Le sentenze della Corte dei conti possono essere impugnate dinanzi alle sezioni unite della Corte di cassazione solo per motivi attinenti alla giurisdizione (art. 111 Cost., art. 362 c.p.c.). Al di fuori di questo ambito il ricorso è inammissibile.
Il ricorrente sostiene che la Corte dei conti con la sentenza impugnata avrebbe travalicato i confini della sua giurisdizione perchè si è sostituita al legislatore, creando una nuova norma. La tesi non è condivisibile.

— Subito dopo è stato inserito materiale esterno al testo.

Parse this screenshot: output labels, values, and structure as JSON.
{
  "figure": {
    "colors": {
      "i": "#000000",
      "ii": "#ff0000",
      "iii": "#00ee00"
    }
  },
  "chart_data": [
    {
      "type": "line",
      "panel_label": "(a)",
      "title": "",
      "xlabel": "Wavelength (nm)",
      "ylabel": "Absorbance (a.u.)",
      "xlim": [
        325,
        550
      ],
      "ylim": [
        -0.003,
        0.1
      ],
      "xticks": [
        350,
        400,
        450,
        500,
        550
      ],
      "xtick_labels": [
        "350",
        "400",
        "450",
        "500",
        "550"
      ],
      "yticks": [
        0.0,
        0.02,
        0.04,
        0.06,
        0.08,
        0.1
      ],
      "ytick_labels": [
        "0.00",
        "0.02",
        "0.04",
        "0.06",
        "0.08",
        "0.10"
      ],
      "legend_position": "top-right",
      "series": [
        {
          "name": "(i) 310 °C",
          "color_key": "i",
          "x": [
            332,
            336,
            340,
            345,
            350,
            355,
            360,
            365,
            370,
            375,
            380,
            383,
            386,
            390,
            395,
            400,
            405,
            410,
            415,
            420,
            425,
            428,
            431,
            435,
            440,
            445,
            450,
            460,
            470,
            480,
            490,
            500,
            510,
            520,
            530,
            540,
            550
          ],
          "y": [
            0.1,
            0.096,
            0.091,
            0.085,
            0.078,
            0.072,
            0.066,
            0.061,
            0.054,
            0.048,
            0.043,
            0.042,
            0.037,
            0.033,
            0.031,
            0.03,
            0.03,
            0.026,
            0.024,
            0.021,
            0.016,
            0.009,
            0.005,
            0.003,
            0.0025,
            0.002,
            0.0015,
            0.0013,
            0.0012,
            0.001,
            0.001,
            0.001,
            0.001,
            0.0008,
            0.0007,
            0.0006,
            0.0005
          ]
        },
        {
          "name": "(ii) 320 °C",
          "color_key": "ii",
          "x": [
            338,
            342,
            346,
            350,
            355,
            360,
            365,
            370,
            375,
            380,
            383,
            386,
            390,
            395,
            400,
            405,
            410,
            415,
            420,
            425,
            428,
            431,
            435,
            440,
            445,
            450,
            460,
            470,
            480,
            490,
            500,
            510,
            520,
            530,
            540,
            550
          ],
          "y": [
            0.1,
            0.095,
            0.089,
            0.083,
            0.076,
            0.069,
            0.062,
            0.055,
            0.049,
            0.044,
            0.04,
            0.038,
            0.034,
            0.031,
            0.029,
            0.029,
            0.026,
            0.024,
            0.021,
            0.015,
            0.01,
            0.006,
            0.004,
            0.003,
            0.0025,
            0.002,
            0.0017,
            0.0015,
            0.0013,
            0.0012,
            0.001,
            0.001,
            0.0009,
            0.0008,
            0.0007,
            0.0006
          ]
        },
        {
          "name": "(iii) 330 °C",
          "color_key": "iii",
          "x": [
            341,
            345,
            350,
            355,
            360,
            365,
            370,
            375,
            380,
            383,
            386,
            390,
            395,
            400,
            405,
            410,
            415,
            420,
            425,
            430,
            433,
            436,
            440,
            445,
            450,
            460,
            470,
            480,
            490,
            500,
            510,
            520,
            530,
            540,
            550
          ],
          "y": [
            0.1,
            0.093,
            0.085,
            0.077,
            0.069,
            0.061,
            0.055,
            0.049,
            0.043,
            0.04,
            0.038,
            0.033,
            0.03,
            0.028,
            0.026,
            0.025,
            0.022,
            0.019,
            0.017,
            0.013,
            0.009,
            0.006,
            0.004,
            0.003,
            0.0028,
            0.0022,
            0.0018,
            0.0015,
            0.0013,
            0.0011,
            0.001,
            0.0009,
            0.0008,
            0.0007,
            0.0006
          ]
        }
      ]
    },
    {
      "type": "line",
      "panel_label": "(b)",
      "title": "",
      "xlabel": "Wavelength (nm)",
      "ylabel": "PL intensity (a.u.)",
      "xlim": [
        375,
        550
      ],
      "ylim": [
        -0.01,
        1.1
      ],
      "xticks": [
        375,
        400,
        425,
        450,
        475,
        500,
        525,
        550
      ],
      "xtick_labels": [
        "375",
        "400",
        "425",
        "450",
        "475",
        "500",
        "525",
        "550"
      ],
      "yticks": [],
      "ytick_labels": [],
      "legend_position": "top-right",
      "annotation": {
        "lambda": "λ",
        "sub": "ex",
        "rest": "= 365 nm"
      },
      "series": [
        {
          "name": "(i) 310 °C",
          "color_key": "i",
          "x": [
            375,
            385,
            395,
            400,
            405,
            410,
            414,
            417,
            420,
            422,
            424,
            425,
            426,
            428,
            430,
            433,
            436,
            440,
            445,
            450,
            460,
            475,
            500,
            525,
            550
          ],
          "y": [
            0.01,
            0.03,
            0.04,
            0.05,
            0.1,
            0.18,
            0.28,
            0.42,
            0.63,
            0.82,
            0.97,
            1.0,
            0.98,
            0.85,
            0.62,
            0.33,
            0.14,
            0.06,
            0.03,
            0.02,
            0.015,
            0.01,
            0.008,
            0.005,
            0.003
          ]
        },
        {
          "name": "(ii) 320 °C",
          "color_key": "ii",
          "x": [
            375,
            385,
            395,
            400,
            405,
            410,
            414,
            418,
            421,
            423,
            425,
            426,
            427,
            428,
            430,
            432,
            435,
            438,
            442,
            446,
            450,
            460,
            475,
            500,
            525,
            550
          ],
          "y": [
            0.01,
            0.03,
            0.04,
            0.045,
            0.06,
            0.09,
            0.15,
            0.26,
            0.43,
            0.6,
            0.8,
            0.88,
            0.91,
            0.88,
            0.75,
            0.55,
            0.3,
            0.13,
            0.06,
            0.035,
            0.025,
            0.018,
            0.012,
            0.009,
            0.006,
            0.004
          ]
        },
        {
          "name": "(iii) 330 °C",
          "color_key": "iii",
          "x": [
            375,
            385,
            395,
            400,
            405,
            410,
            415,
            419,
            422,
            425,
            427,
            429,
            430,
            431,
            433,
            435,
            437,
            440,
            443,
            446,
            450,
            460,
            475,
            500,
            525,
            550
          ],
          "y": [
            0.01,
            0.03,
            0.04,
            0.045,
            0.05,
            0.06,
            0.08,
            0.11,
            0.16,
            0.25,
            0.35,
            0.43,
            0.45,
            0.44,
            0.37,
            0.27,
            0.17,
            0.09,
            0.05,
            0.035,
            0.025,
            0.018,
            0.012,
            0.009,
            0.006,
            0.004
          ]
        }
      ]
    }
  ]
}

La sentenza di appello premette che la riforma pensionistica ha previsto l’inglobamento della indennità integrativa speciale, che ha così cessato di essere elemento autonomo del trattamento. Ma la Corte sostiene che in tal modo ciò che prima veniva percepito con imputazione distinta in seguito ha continuato comunque ad essere percepito sebbene inglobato in altra voce. Questa constatazione comporta che il mutamento è meramente formale e che, sul piano fattuale, l’importo della indennità integrativa speciale continua ad essere percepito su entrambi i trattamenti economici. Ciò porta la Corte a ritenere che il divieto (peraltro parziale) di cumulo persiste e che di conseguenza sulla seconda pensione (quella privilegiata di cui si discute) l’indennità integrativa speciale deve essere percepita nella misura minore in cui viene versata al ricorrente (e cioè nei limiti necessari per ottenere l’integrazione della pensione sino all’importo corrispondente al trattamento minimo previsto per i fondi pensione lavoratori dipendenti, c.d. minimo INPS).
La scelta della Corte rientra nella sfera della sua giurisdizione in quanto attiene alla interpretazione della normativa. Non vi è pertanto nè invasione della sfera del potere legislativo, nè superamento dei limiti c.d. esterni della giurisdizione. Il ricorso per cassazione, di conseguenza, è inammissibile.
L’inammissibilità comporta la condanna alla rifusione delle spese del giudizio di legittimità ed il raddoppio del contributo unificato.
PQM
La Corte dichiara inammissibile il ricorso e condanna il ricorrente al pagamento delle spese del giudizio di legittimità in favore del Ministero dell’economia e finanze, controricorrente, liquidandole in 3.000,00 Euro per compensi professionali, oltre 15% per spese forfetarie ed accessori. Ai sensi del D.P.R. n. 115 del 2012, art. 13, comma 1 – quater, dà atto della sussistenza dei presupposti per il versamento, da parte del ricorrente, dell’ulteriore importo a titolo di contributo unificato, pari a quello dovuto per il ricorso a norma del medesimo art. 13, comma 1 – bis.
Così deciso in Roma, il 13 settembre 2016.